In this painting the artist combines touches of brown and blue to create the image of the lighthouse itself. He chooses to dab horizontally down the right hand side of the building in order to form the edges of the construction, where as in other interpretations he would just paint vertically. The use of short horizontal lines allows us to better understand the contours of the building, revealing small intricate details which we cannot spot in other paintings. He would re-use colours on different elements, such as the light blue from the sky then being used within the lighthouse, which created an interesting consistency across the overall piece. He would do this many times during his work in Zeeland and it also meant he could reduce his palette considerably.
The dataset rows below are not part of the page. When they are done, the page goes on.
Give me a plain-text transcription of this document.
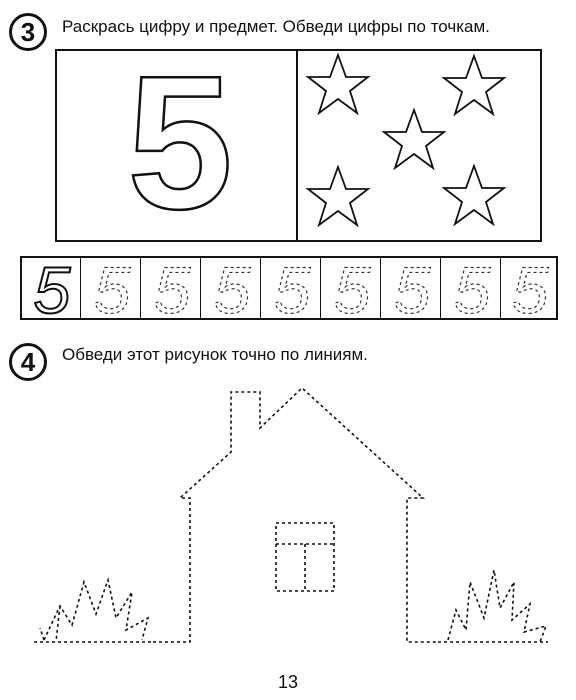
3 Раскрась цифру и предмет. Обведи цифры по точкам.
5
5 5 5 5 5 5 5 5 5
4 Обведи этот рисунок точно по линиям.
13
Within Lighthouse at Westkapelle in Brown, 1909 he also chooses to include some details of elements around the foot of the building, which helps us understand more about this location.
The artist would capture scenes around the Netherlands for many years, finding all manner of different sources of inspiration. The big change would come after his move to Paris, at which point he started to delve deeper into the world of abstract art and from that point onwards his connection to the Netherlands starting to fade. He would create many interpretations of this lighthouse in Westkapelle between the years of 1909-1911. He seemed struck by its unique nature, standing free by itself high above everything around it. The landscape around Zeeland is flat and barren, though entirely beautiful, and so most of Mondrian's work here would be of landscapes devoid of detail, reduced almost to flat bands of colour for the sun, sea and land. He would come across dunes here that featured regularly and the region was entirely suitable for a reduced palette.
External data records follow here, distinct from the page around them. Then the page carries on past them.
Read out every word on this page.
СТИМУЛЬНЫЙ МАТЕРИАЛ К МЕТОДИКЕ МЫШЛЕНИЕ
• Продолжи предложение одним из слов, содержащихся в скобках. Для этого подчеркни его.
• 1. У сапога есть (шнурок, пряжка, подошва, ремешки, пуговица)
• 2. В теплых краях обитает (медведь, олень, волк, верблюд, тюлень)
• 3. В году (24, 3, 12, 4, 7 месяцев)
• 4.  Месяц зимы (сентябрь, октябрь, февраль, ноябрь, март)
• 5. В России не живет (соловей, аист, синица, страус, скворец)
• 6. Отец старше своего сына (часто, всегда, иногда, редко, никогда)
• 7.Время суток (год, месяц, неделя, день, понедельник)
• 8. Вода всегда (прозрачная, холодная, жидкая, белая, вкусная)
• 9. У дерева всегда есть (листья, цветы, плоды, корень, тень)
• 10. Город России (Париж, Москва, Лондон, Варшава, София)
Though knowledgeable on the geography of the Netherlands will now that Westkapelle is to be found in the province of Zeeland which is perhaps the quietest part of the entire country. One can still find many of the location captured by Mondrian there today, and most have changed very little. Even a century later one can still find the same lighthouse as featured in a number of his paintings and the landscape views of dunes are also just as untouched as they ever were. In visiting this region Mondrian must have been searching for an escape from normal life, somewhere that would allow his mind to rest and recover. It was fortunate that whilst here he also discovered several elements of this unique environment which would inspire a whole body of work.